# 1st Anacostia casting of the year 2003!!



## Poser Luppi (Jan 23, 2001)

It looks better this morning than it did last night. Winds from the nnw (over the trees) and deminished to 5-15 from a forcasted 15-25. And partly sunny and 44 for a high. I am ready. How about 11am. Any takers? 
Hatteras BOB is in Hatteras this weekend(Again!) Earl DC, I've got the Bullit!


----------



## INDIO (Jul 10, 2002)

i will catch you guys next time .
on this side of the river it's been blowing pretty good .

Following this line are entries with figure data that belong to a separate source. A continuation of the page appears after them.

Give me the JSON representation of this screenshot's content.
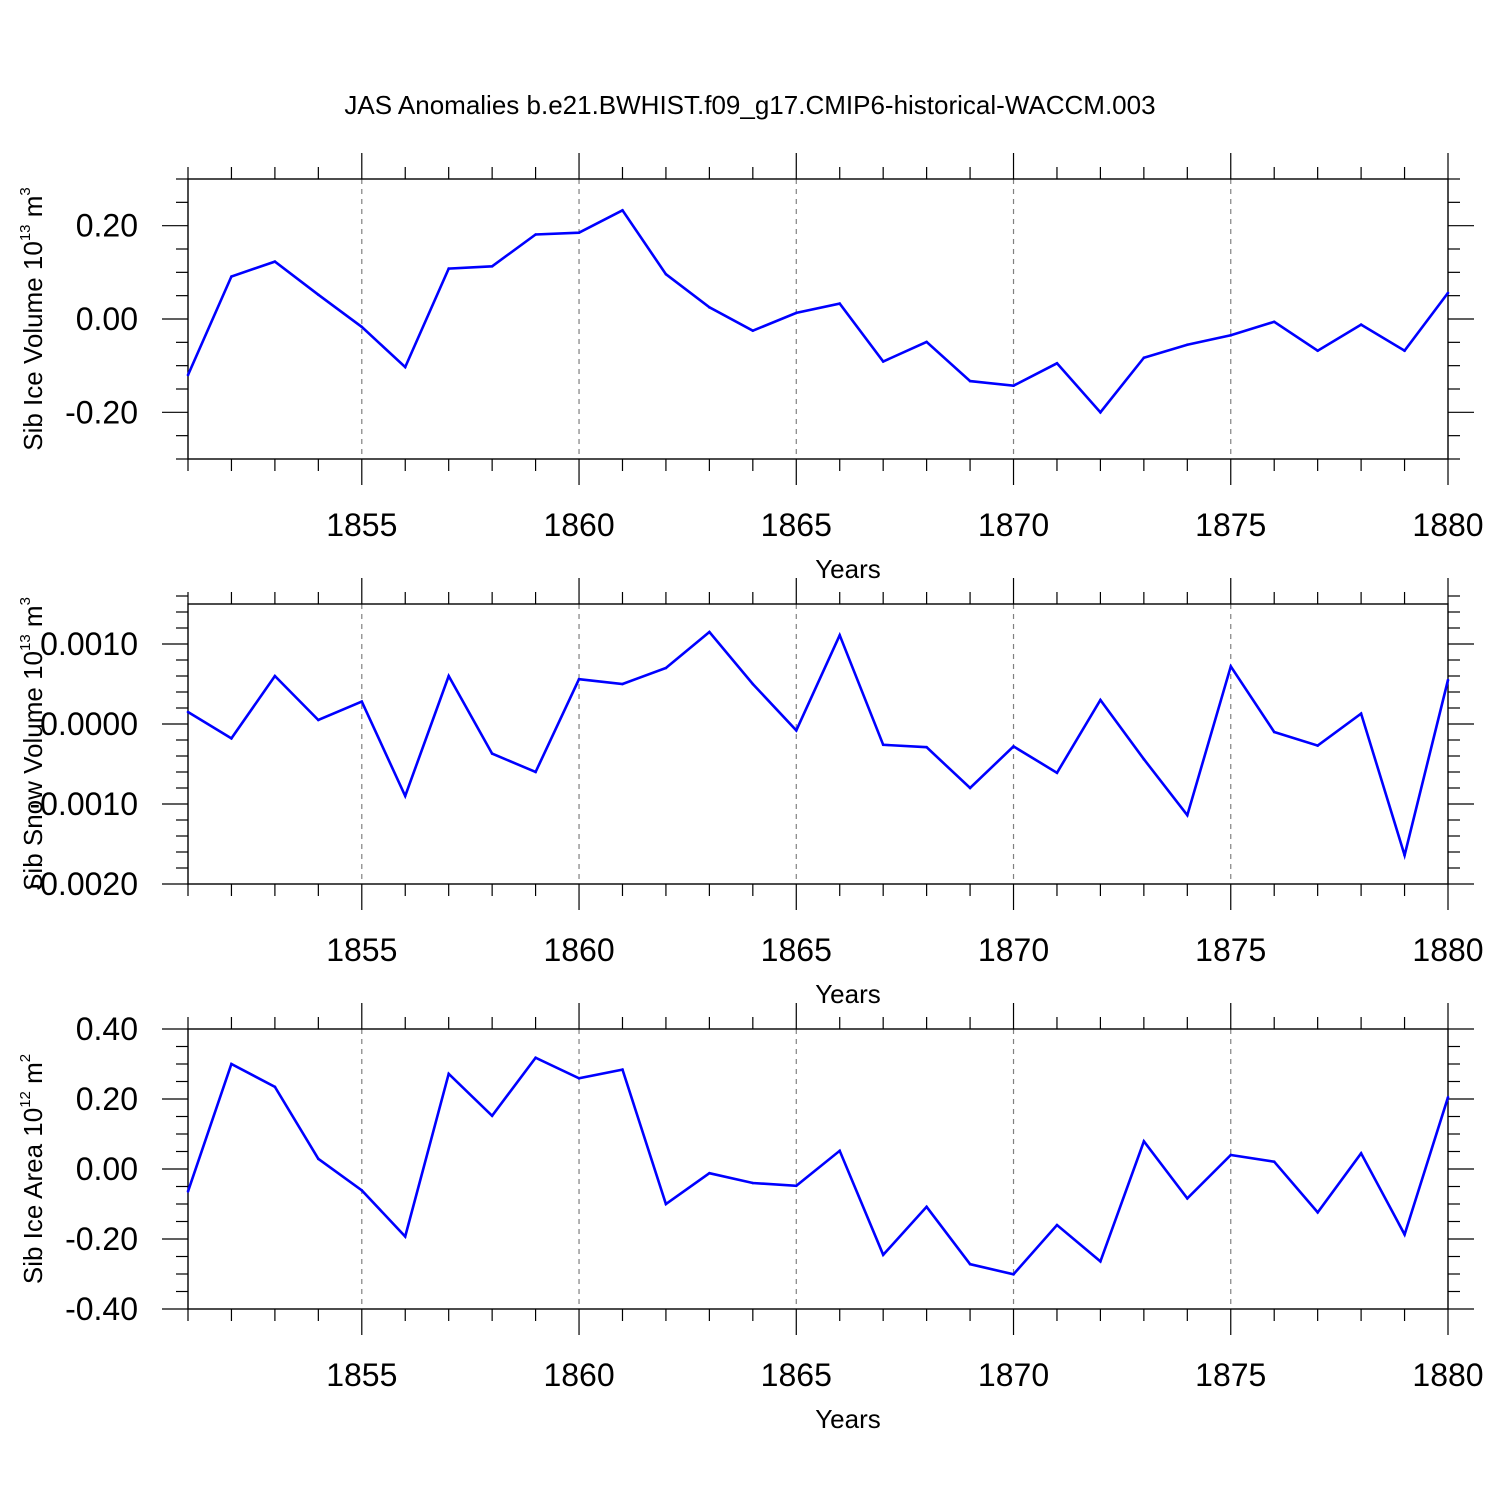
{
  "title": "JAS Anomalies b.e21.BWHIST.f09_g17.CMIP6-historical-WACCM.003",
  "colors": {
    "line": "#0000ff",
    "axis": "#000000",
    "grid": "#808080",
    "background": "#ffffff"
  },
  "chart_data": [
    {
      "type": "line",
      "ylabel": "Sib Ice Volume 10",
      "ylabel_exp": "13",
      "ylabel_unit": " m",
      "ylabel_unit_exp": "3",
      "xlabel": "Years",
      "xlim": [
        1851,
        1880
      ],
      "ylim": [
        -0.3,
        0.3
      ],
      "yticks": [
        -0.2,
        0.0,
        0.2
      ],
      "ytick_labels": [
        "-0.20",
        "0.00",
        "0.20"
      ],
      "yminor": 0.05,
      "xticks": [
        1855,
        1860,
        1865,
        1870,
        1875,
        1880
      ],
      "xtick_labels": [
        "1855",
        "1860",
        "1865",
        "1870",
        "1875",
        "1880"
      ],
      "grid": "vertical dashed at major x ticks",
      "series": [
        {
          "name": "Sib Ice Volume",
          "x": [
            1851,
            1852,
            1853,
            1854,
            1855,
            1856,
            1857,
            1858,
            1859,
            1860,
            1861,
            1862,
            1863,
            1864,
            1865,
            1866,
            1867,
            1868,
            1869,
            1870,
            1871,
            1872,
            1873,
            1874,
            1875,
            1876,
            1877,
            1878,
            1879,
            1880
          ],
          "values": [
            -0.12,
            0.091,
            0.123,
            0.052,
            -0.017,
            -0.103,
            0.108,
            0.113,
            0.181,
            0.185,
            0.233,
            0.096,
            0.025,
            -0.025,
            0.013,
            0.033,
            -0.091,
            -0.049,
            -0.133,
            -0.143,
            -0.095,
            -0.2,
            -0.083,
            -0.055,
            -0.035,
            -0.006,
            -0.068,
            -0.012,
            -0.068,
            0.056
          ]
        }
      ]
    },
    {
      "type": "line",
      "ylabel": "Sib Snow Volume 10",
      "ylabel_exp": "13",
      "ylabel_unit": " m",
      "ylabel_unit_exp": "3",
      "xlabel": "Years",
      "xlim": [
        1851,
        1880
      ],
      "ylim": [
        -0.002,
        0.0015
      ],
      "yticks": [
        -0.002,
        -0.001,
        0.0,
        0.001
      ],
      "ytick_labels": [
        "-0.0020",
        "-0.0010",
        "0.0000",
        "0.0010"
      ],
      "yminor": 0.0002,
      "xticks": [
        1855,
        1860,
        1865,
        1870,
        1875,
        1880
      ],
      "xtick_labels": [
        "1855",
        "1860",
        "1865",
        "1870",
        "1875",
        "1880"
      ],
      "grid": "vertical dashed at major x ticks",
      "series": [
        {
          "name": "Sib Snow Volume",
          "x": [
            1851,
            1852,
            1853,
            1854,
            1855,
            1856,
            1857,
            1858,
            1859,
            1860,
            1861,
            1862,
            1863,
            1864,
            1865,
            1866,
            1867,
            1868,
            1869,
            1870,
            1871,
            1872,
            1873,
            1874,
            1875,
            1876,
            1877,
            1878,
            1879,
            1880
          ],
          "values": [
            0.00015,
            -0.00018,
            0.0006,
            5e-05,
            0.00028,
            -0.0009,
            0.0006,
            -0.00037,
            -0.0006,
            0.00056,
            0.0005,
            0.0007,
            0.00115,
            0.0005,
            -8e-05,
            0.00111,
            -0.00026,
            -0.00029,
            -0.0008,
            -0.00028,
            -0.00061,
            0.0003,
            -0.00044,
            -0.00114,
            0.00072,
            -0.0001,
            -0.00027,
            0.00013,
            -0.00164,
            0.00055
          ]
        }
      ]
    },
    {
      "type": "line",
      "ylabel": "Sib Ice Area 10",
      "ylabel_exp": "12",
      "ylabel_unit": " m",
      "ylabel_unit_exp": "2",
      "xlabel": "Years",
      "xlim": [
        1851,
        1880
      ],
      "ylim": [
        -0.4,
        0.4
      ],
      "yticks": [
        -0.4,
        -0.2,
        0.0,
        0.2,
        0.4
      ],
      "ytick_labels": [
        "-0.40",
        "-0.20",
        "0.00",
        "0.20",
        "0.40"
      ],
      "yminor": 0.05,
      "xticks": [
        1855,
        1860,
        1865,
        1870,
        1875,
        1880
      ],
      "xtick_labels": [
        "1855",
        "1860",
        "1865",
        "1870",
        "1875",
        "1880"
      ],
      "grid": "vertical dashed at major x ticks",
      "series": [
        {
          "name": "Sib Ice Area",
          "x": [
            1851,
            1852,
            1853,
            1854,
            1855,
            1856,
            1857,
            1858,
            1859,
            1860,
            1861,
            1862,
            1863,
            1864,
            1865,
            1866,
            1867,
            1868,
            1869,
            1870,
            1871,
            1872,
            1873,
            1874,
            1875,
            1876,
            1877,
            1878,
            1879,
            1880
          ],
          "values": [
            -0.064,
            0.3,
            0.235,
            0.029,
            -0.061,
            -0.193,
            0.272,
            0.152,
            0.318,
            0.259,
            0.284,
            -0.1,
            -0.012,
            -0.04,
            -0.048,
            0.052,
            -0.245,
            -0.108,
            -0.272,
            -0.301,
            -0.16,
            -0.264,
            0.079,
            -0.084,
            0.04,
            0.021,
            -0.124,
            0.045,
            -0.187,
            0.205
          ]
        }
      ]
    }
  ]
}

i'll give you a call later in the week ,see how your experiment with the bearings goes.


----------



## Poser Luppi (Jan 23, 2001)

Ok, you big girl, I mean, sure see you soon.
Actually I just talked to Earl and we agreed to wait until noon to give the day time enough to warm up another degree or two. So we will be there.


----------



## bob (Jan 26, 2001)

Indio
I picked up your Zziplex V-MAX from Hatteras Jack.They did a great job.I bet you will be at practice next week.
bob


----------



## INDIO (Jul 10, 2002)

THANKS BOB !

HOPEFULLY THE WEATHER WILL COOPERATE.
SEE YOU THEN.


----------